Author:Mary Amasia (Madeira Interactive Technologies Institute)
Paper short abstract:
Microfluidic systems for environmental monitoring automate complex analyses to yield results at the site of collection. However these systems have yet to see impact in citizen science initiatives. How can expert and lay methods be leveraged to address challenges of scale, expertise, and complexity?
Paper long abstract:
The miniaturization of diagnostic systems for health or environmental monitoring has brought about a number of improvements including increased portability, lower fabrication cost, and shorter delays between sample collection and test result. For example, microfluidic systems integrate complex processes into an automated sample-to-answer system, that can be used at the point of collection even in places far from large scale testing facilities. While there is potential for these systems to have impact in citizen science initiatives, the emphasis has largely been on developing products for the biotech industry. Citizen science initiatives have taken a more populist approach to create accessible systems through DIY testing or crowd-sourced monitoring. However, these approaches tend to focus on vectors that are easy to test or have to be paired with existing testing infrastructures.
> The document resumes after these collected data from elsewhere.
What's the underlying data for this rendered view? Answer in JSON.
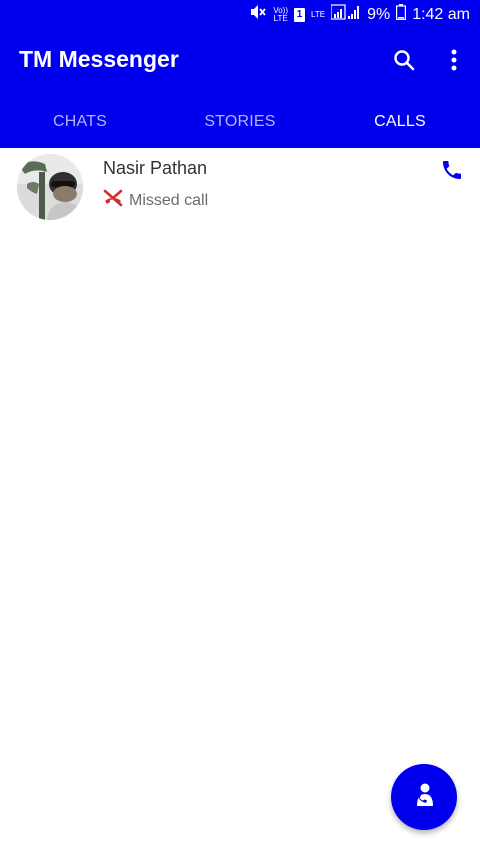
{
  "status_bar": {
    "volte_label": "Vo))\nLTE",
    "sim_label": "1",
    "lte_label": "LTE",
    "battery_percent": "9%",
    "time": "1:42 am"
  },
  "app": {
    "title": "TM Messenger",
    "accent_color": "#0000ee"
  },
  "tabs": [
    {
      "label": "CHATS",
      "active": false
    },
    {
      "label": "STORIES",
      "active": false
    },
    {
      "label": "CALLS",
      "active": true
    }
  ],
  "calls": [
    {
      "name": "Nasir Pathan",
      "status": "Missed call",
      "status_icon": "missed-call-icon",
      "status_color": "#d32f2f",
      "action_icon": "phone-icon"
    }
  ],
  "fab": {
    "icon": "contact-person-icon"
  }
}
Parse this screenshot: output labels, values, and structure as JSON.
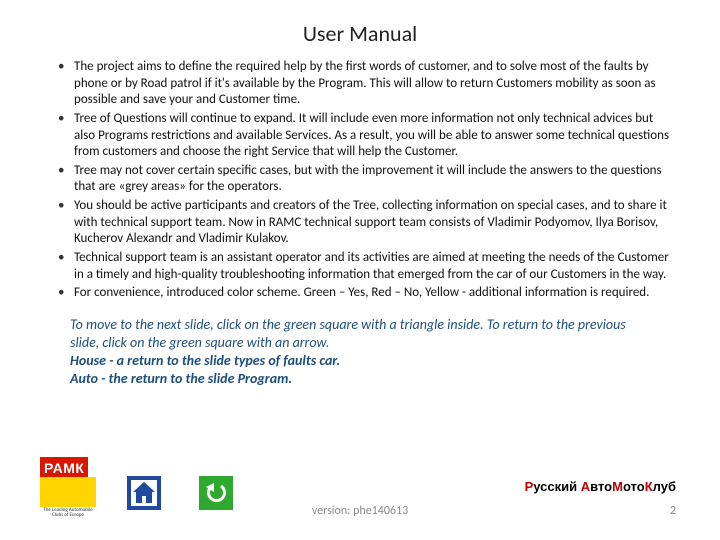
{
  "title": "User Manual",
  "bullets": [
    "The project aims to define the required help by the first words of customer, and to solve most of the faults by phone or by Road patrol if it's available by the Program. This will allow to return Customers mobility as soon as possible and save your and Customer time.",
    "Tree of Questions will continue to expand. It will include even more information not only technical advices but also Programs restrictions and available Services. As a result, you will be able to answer some technical questions from customers and choose the right Service that will help the Customer.",
    "Tree may not cover certain specific cases, but with the improvement it will include the answers to the questions that are «grey areas» for the operators.",
    "You should be active participants and creators of the Tree, collecting information on special cases, and to share it with technical support team. Now in RAMC technical support team consists of  Vladimir Podyomov, Ilya Borisov, Kucherov Alexandr and Vladimir Kulakov.",
    "Technical support team is an assistant operator and its activities are aimed at meeting the needs of the Customer in a timely and high-quality troubleshooting information that emerged from the car of our Customers in the way.",
    "For convenience, introduced color scheme. Green – Yes, Red – No, Yellow - additional information is required."
  ],
  "instructions": {
    "line1": "To move to the next slide, click on the green square with a triangle inside. To return to the previous slide, click on the green square with an arrow.",
    "line2": "House - a return to the slide types of faults car.",
    "line3": "Auto - the return to the slide Program."
  },
  "logo": {
    "text": "РАМК",
    "sub": "The Leading Automobile Clubs of Europe"
  },
  "brand": {
    "r1": "Р",
    "b1": "усский ",
    "r2": "А",
    "b2": "вто",
    "r3": "М",
    "b3": "ото",
    "r4": "К",
    "b4": "луб"
  },
  "version": "version: phe140613",
  "page": "2"
}
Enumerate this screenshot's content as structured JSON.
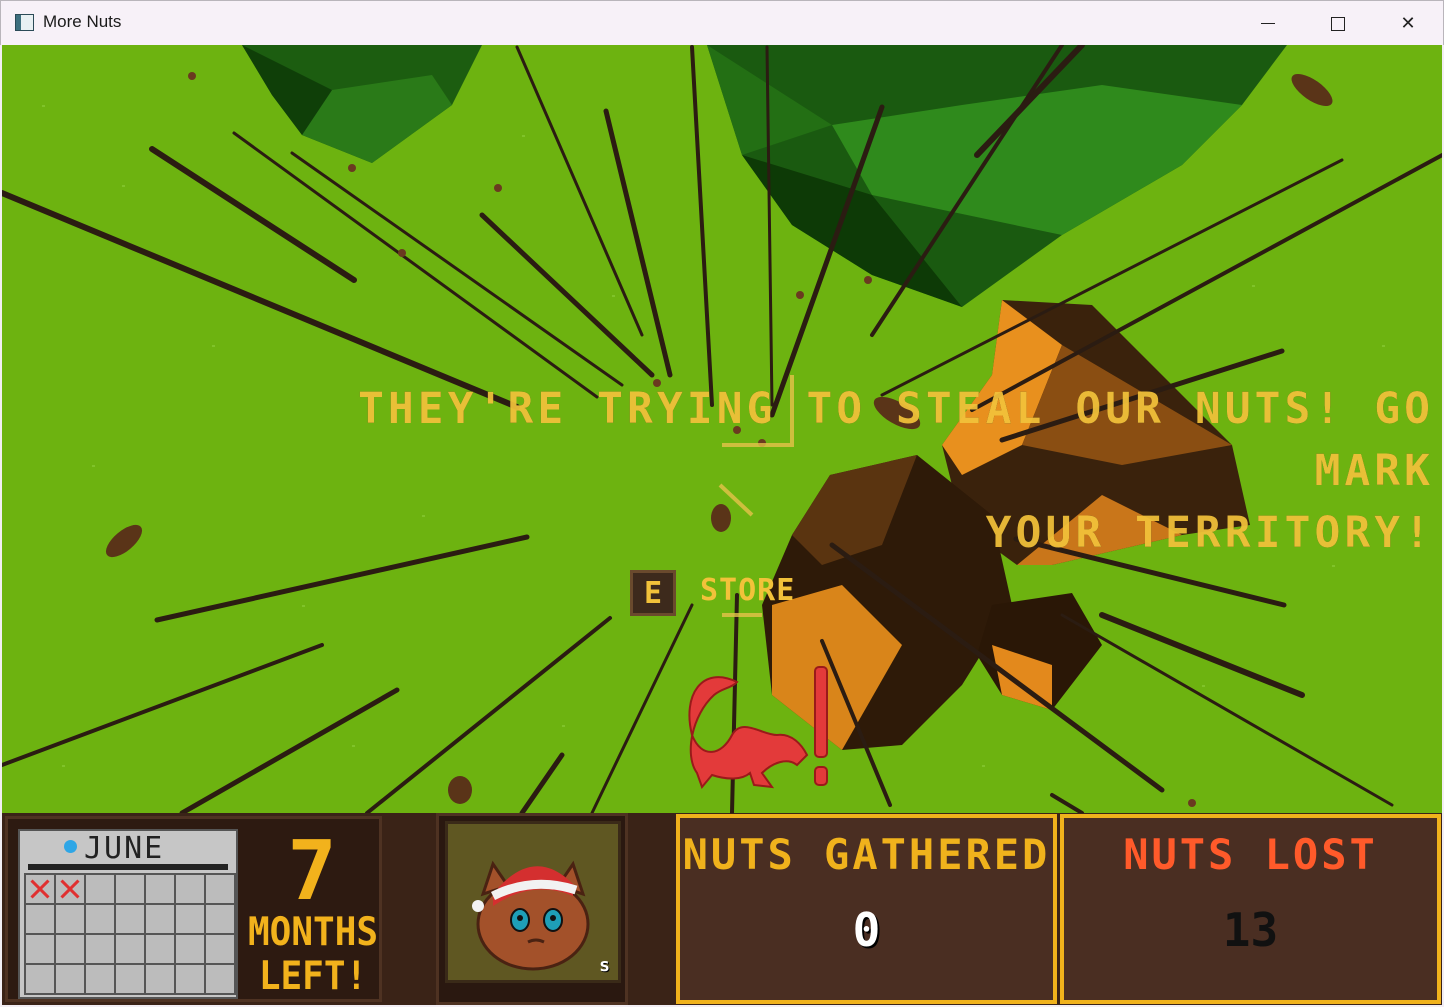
{
  "window": {
    "title": "More Nuts",
    "controls": {
      "minimize": "minimize",
      "maximize": "maximize",
      "close": "✕"
    }
  },
  "game": {
    "banner_lines": [
      "THEY'RE TRYING TO STEAL OUR NUTS! GO MARK",
      "YOUR TERRITORY!"
    ],
    "interaction_prompt": {
      "key": "E",
      "label": "STORE"
    },
    "alert_symbol": "!"
  },
  "hud": {
    "calendar": {
      "month": "JUNE",
      "days_crossed": 2,
      "rows": 4,
      "cols": 7
    },
    "months_left": {
      "number": "7",
      "label_line1": "MONTHS",
      "label_line2": "LEFT!"
    },
    "portrait": {
      "badge": "s"
    },
    "nuts_gathered": {
      "label": "NUTS GATHERED",
      "value": "0"
    },
    "nuts_lost": {
      "label": "NUTS LOST",
      "value": "13"
    }
  },
  "colors": {
    "grass": "#6db310",
    "tree": "#1f6b12",
    "hud_accent": "#f0b21c",
    "lost_red": "#ff5a2a",
    "banner_yellow": "#f2c23a"
  }
}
For example, in the recent case in Flint, MI citizens' drinking water samples were transported to a research lab in another state for analysis with expensive instrumentation. My work is currently exploring the appropriate design space to address the challenges of monitoring infrastructures, in terms of issues of scale, expertise, and automation. There are many challenges in bringing expert and DIY methods together. Working at the intersection of microfluidic systems engineering and critical technical practice, I consider questions such as: What is testable? What counts as direct evidence? What makes a particular sensing method accountable or auditable within the existing legal and political context? How can expert and lay methods best be leveraged together?